As the economy grapples with a prolonged slowdown, close to Rs 10.52 lakh crore of the corporate debt is at the risk of default over the next three years, says a report.
The GDP growth slowed down to a nearly seven-year low of 4.7% in October-December 2019, according to the data released by the National Statistical Office (NSO).
The NSO has pegged the economic growth at 5% for FY2019-20 in its second advance estimates released last week.
India Ratings and Research in a report said credit profiles of corporates are likely to remain under pressure as the economy grapples with a synchronised and prolonged economic slowdown.
"At least Rs 10.52 lakh crore of the corporate debt, which is 16% of system level corporate debt, is vulnerable to default over the next three years," the rating agency said in a report on Monday.

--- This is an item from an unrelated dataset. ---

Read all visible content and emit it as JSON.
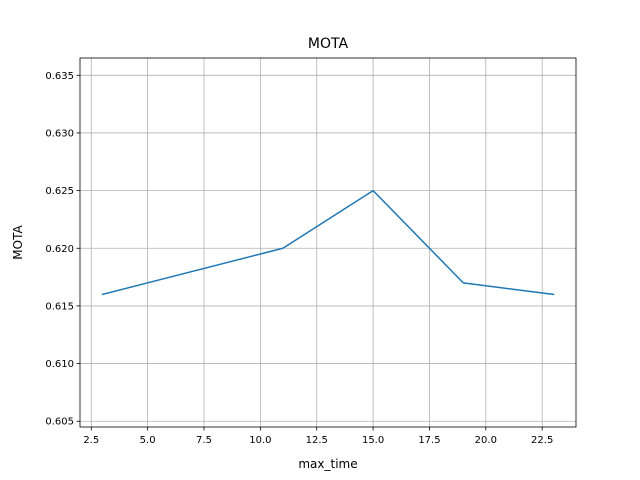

The report has analysed in detail the degree of vulnerability of the top 500 debt-heavy private sector issuers after assessing the mix between productive and non-productive assets (i.e., asset quality) held by each issuer along with their refinancing risk.
It identifies the quantum of vulnerable debt by analysing the refinancing risk and asset quality for 11 sectors - real estate, power, auto & auto ancillaries, telecom and infrastructure, among others.
The rating agency said about 25% of the vulnerable debt is likely to turn delinquent, resulting in additional Rs 2.54 trillion of delinquent debt.
This is likely to result in incremental delinquencies to the extent of 4% of the system level corporate debt by FY2022, it said.
"In case the real gross domestic product growth slowdown intensifies (4.5% over FY21-FY22), incremental delinquencies could be higher by an additional 159 basis points to 5.59% of the system debt," the report said.
However, if there is a sharp recovery in gross domestic product (growth to 7% over FY21-FY22), delinquencies could be lower by 87 basis points to 3.13% of the system debt.
The report said the companies which are already stressed (recognised as defaulters by banks and credit rating agencies), lenders to at least half of these companies are likely to be required to take deep haircuts, given the inherently weak asset quality of these issuers.
The majority of the exposure to these accounts, however, has already been provided for by the lenders, it added.